おいらの乗った車が入ると同時に沢山の人がこっちに注目する。
「うわ…嫌だ降りたくない…」
松岡「ぼん。しっかりして下さい。1番注目されてるのは間違いないですから。オヤジが昇龍会の会長になれば…次の跡目はぼんなんですよ」
「おいらまだ継ぐ事だって決めてねぇのによ…」
松岡「ほらしっかり」
バシッと肩を叩かれ、しぶしぶと車を降りる。
………視線が痛い…。
皆ギラギラした目付きでおいらを見てる。
聞こえる様な悪口を言う奴等や…大野組に付こうと思ってるのか尻尾を振りながら挨拶してくる奴。

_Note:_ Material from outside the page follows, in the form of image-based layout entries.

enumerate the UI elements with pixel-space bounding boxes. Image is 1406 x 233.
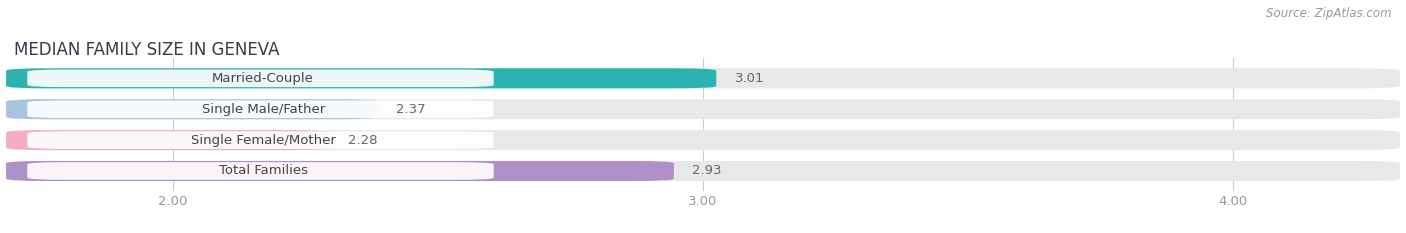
Text: 2.37: 2.37 [395,103,425,116]
FancyBboxPatch shape [27,100,494,118]
FancyBboxPatch shape [6,130,329,150]
Text: 3.01: 3.01 [735,72,765,85]
Text: 2.28: 2.28 [347,134,377,147]
FancyBboxPatch shape [27,69,494,87]
FancyBboxPatch shape [6,99,1400,119]
FancyBboxPatch shape [6,68,1400,88]
FancyBboxPatch shape [6,68,716,88]
Text: Source: ZipAtlas.com: Source: ZipAtlas.com [1267,7,1392,20]
Text: Single Female/Mother: Single Female/Mother [191,134,336,147]
FancyBboxPatch shape [6,130,1400,150]
Text: 2.93: 2.93 [692,164,721,178]
Text: Single Male/Father: Single Male/Father [201,103,325,116]
FancyBboxPatch shape [6,99,377,119]
FancyBboxPatch shape [6,161,1400,181]
FancyBboxPatch shape [6,161,673,181]
FancyBboxPatch shape [27,162,494,180]
Text: Married-Couple: Married-Couple [212,72,314,85]
Text: Total Families: Total Families [219,164,308,178]
FancyBboxPatch shape [27,131,494,149]
Text: MEDIAN FAMILY SIZE IN GENEVA: MEDIAN FAMILY SIZE IN GENEVA [14,41,280,59]
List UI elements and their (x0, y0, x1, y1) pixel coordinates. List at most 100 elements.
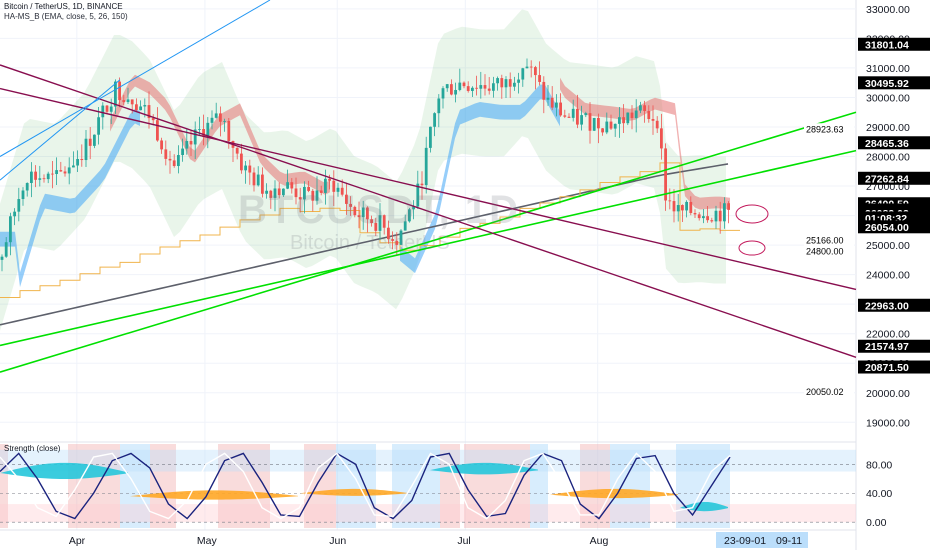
candle-body (563, 115, 567, 117)
red-ribbon (110, 74, 330, 195)
candle-body (210, 117, 214, 123)
price-label: 20871.50 (865, 362, 909, 374)
candle-body (529, 66, 533, 68)
strength-line (0, 452, 731, 520)
candle-body (458, 82, 462, 90)
strength-band (676, 444, 730, 528)
candle-body (567, 116, 571, 118)
candle-body (504, 79, 508, 88)
candle-body (508, 79, 512, 87)
upper-zone (0, 449, 856, 472)
price-label-bg (858, 171, 930, 185)
x-tick-label: Jul (457, 535, 470, 547)
price-label-bg (858, 360, 930, 374)
candle-body (651, 119, 655, 121)
price-label-bg (858, 298, 930, 312)
candle-body (639, 105, 642, 111)
level-annotation: 25166.00 (806, 236, 844, 246)
candle-body (429, 126, 432, 148)
candle-body (622, 117, 625, 124)
candle-body (466, 86, 470, 91)
candle-body (412, 206, 415, 210)
level-annotation-bg (804, 123, 854, 136)
candle-body (177, 155, 180, 167)
candle-body (534, 67, 537, 76)
strength-band (150, 444, 176, 528)
candle-body (647, 110, 651, 120)
candle-body (286, 182, 289, 189)
candle-body (559, 102, 562, 116)
candle-body (660, 128, 663, 149)
candle-body (88, 138, 92, 146)
candle-body (454, 89, 457, 95)
y-tick-label: 20000.00 (866, 388, 910, 400)
price-label: 28465.36 (865, 138, 909, 150)
time-next-label: 09-11 (776, 535, 802, 547)
candle-body (332, 180, 336, 192)
level-annotation-bg (804, 385, 854, 398)
indicator-title: HA-MS_B (EMA, close, 5, 26, 150) (4, 12, 128, 21)
candle-body (676, 205, 680, 212)
candle-body (416, 183, 420, 207)
candle-body (403, 221, 407, 231)
candle-body (206, 122, 210, 138)
candle-body (17, 199, 21, 212)
candle-body (433, 113, 436, 127)
trendline-green (0, 111, 857, 373)
candle-body (462, 82, 466, 87)
y-tick-label: 33000.00 (866, 4, 910, 16)
marker-circle (735, 204, 769, 224)
candle-body (382, 215, 386, 228)
candle-body (672, 201, 676, 212)
trendline-maroon (0, 64, 857, 358)
candle-body (702, 216, 705, 219)
candle-body (437, 98, 441, 114)
strength-line (0, 452, 731, 520)
candle-body (718, 210, 722, 222)
y-tick-label: 29000.00 (866, 122, 910, 134)
candle-body (143, 105, 147, 107)
price-label: 22963.00 (865, 300, 909, 312)
candle-body (0, 256, 4, 260)
candle-body (214, 113, 218, 118)
marker-circle (738, 240, 766, 256)
watermark-name: Bitcoin / TetherUS (290, 232, 450, 254)
candle-body (391, 239, 394, 241)
candle-body (580, 115, 583, 125)
candle-body (525, 66, 529, 69)
candle-body (181, 148, 184, 156)
candle-body (542, 81, 546, 100)
candle-body (374, 223, 378, 231)
candle-body (114, 81, 117, 107)
candle-body (240, 153, 243, 171)
candle-body (546, 97, 550, 100)
candle-body (378, 215, 382, 231)
time-current-label: 23-09-01 (724, 535, 766, 547)
price-label-bg (858, 76, 930, 90)
candle-body (601, 128, 604, 133)
candle-body (643, 105, 646, 111)
candle-body (664, 148, 667, 201)
level-annotation: 20050.02 (806, 387, 844, 397)
candle-body (357, 215, 361, 218)
candle-body (248, 165, 252, 173)
strength-band (218, 444, 270, 528)
candle-body (492, 83, 495, 91)
candle-body (93, 134, 96, 146)
price-label: 27262.84 (865, 173, 909, 185)
y-tick-label: 24000.00 (866, 270, 910, 282)
strength-fill-orange (300, 488, 408, 496)
candle-body (483, 85, 487, 89)
candle-body (147, 105, 151, 119)
strength-fill-teal (430, 462, 538, 475)
candle-body (706, 216, 709, 221)
candle-body (399, 230, 403, 245)
candle-body (479, 85, 483, 89)
candle-body (269, 190, 273, 198)
strength-band (336, 444, 376, 528)
price-label: 26054.00 (865, 222, 909, 234)
candle-body (59, 170, 63, 172)
candle-body (361, 207, 365, 218)
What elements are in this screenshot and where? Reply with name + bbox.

適当にあしらいながらおいらは料亭の入口へと向かった。
松岡「ぼん。私は今日はオヤジの隣に居ますから」
「え?」
松岡「一応若頭ってポジションですから。サポートしないと」
「マジかよ…」
一気に不安が押し寄せ溜め息が出る。
松岡「今日は知念と新入りを付けますから」
「新入り?」
松岡「はい。新入りですが実力は…あ、来た。おい知念!こっち!」
松兄が手をヒラヒラさせながら奥に待機していた侑李を呼ぶ。
侑李「はい!」
侑李と…初めて見る顔がおいらの前にやって来た。
松岡「今日はしっかり頼むぞ。ぼんの護衛と…こいつの教育。大丈夫だな」
侑李「はい!ぼん宜しくお願いします」
「よろしく」
おいらに頭を下げる侑李。
組員として完璧だった。
そしてその隣で一緒に頭を下げる…童顔の男。
………柴犬みてぇ。
松岡「新入りです」
和「………二宮和也です。宜しくお願いします」
「よろしくな」
和「はい」
子犬の様に人懐こそうで穏やかなその容姿とは裏腹に…おいらには酷くクールでドライな雰囲気に見えた。
松岡「じゃあ俺は行くから。2人共頼むな」
侑李&和「はい」
松岡「じゃあぼん後程」
「分かった」
松兄が父ちゃんの元へ行き、おいら達は挨拶の為に3人で会長のじぃちゃんの元へと向かった。